Management Requirements: Control of this introduced species is necessary to protect the limited occurrences of viable natural sand dune systems along our coastlines. Continued control of existing Ammophila arenaria stands and monitoring for new introductions are needed.
Manual removal (digging) controls the spread of A. arenaria but is labor intensive. In one case, complete removal was achieved, but the site was subsequently invaded by other exotic species. In the first year, monthly treatment intervals are suggested; in subsequent years, frequency can be decreased. Monitoring should be conducted to determine if exotic species, such as Carpobrotus, are replacing A. arenaria. Ultimately, re-vegetation with native species should be a standard part of management, once control techniques are refined.

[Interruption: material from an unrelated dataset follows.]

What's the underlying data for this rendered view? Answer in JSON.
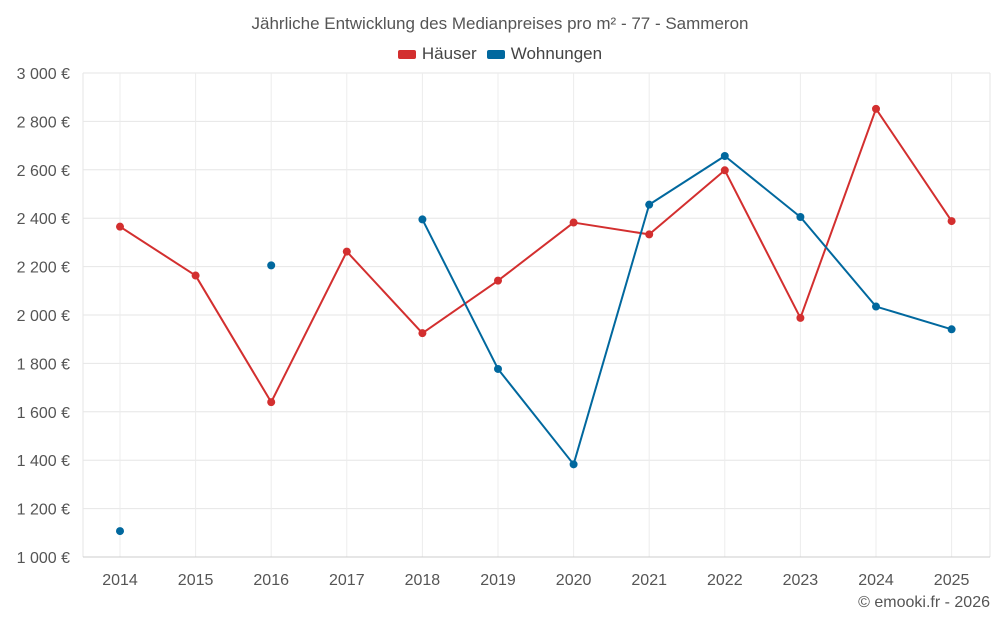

Management Programs: Management of Ammophila arenaria is being carried out by TNC at the Lanphere-Christensen Dunes Preserve, by Humboldt State University through the Menzies' Wallflower Research Project, by the California Department of Parks at McKenicher State Park, at Vandenberg Air Force Base, and by the Oregon Department of Fish and Wildlife.
Contact: Andrea Pickart Habitat Restoration Coordinator Menzies' Wallflower Research Project Lanphere-Christensen Dunes Preserve 6800 Lanphere Road Arcata, CA 95521 (707) 822-6378.
James Barry Resource Protection Division California Dept. of Parks PO Box 2390 Sacramento, CA 95811 (916) 322-8562
Charles Bruce Oregon Dept. of Fish and Wildlife Route 5, Box 325 Corvallis, OR 97330 (503) 757-4186.
Monitoring Programs: The current monitoring program involves annual photodocumentation of stands before and after control treatments, and measurement of untreated stands.
Contact: Andrea Pickart, Preserve Manager Lanphere-Christensen Dunes Preserve 6800 Lanphere Road Arcata, CA 95521 (707) 822-6378.
Management Research Programs: The Habitat Restoration Program of the Menzies' Wallflower Research Project (MWRP) at Humboldt State University, Arcata, California, is currently investigating three methods of A. arenaria control: salt application, use of herbicides, and manual removal. Previous research at LCDP indicates manual removal (digging up plants 10 cm below the surface at repeated intervals) is effective in reducing stand density. An ongoing eradication program has utilized this method with mixed results. Complete eradication has been accomplished on only one stand. The MWRP is implementing an experimental program which increases the frequency and depth of digging to remove the active rhizome bud bank.
Earlier small-scale experiments at the preserve found that a 2% solution of Roundup, applied during anthesis, resulted in 60 to 100% mortality. The MWRP is further refining methods and specifications. Timing of application may be critical.
Salt was believed to be a potential control since A. arenaria has a relatively low tolerance to soil salt (NaCl), although brief to moderate exposure to high salinity may stimulate bud emergence (Baye 1988). Unfortunately, the use of NaCl to control a weedy species is illegal as it is not registered as a pesticide in the state of California. The use of alternate salts has not been addressed.
Management Research Needs: Research is needed on the effects of potential control methods including the use of herbicides (Roundup), manual removal, and salt application.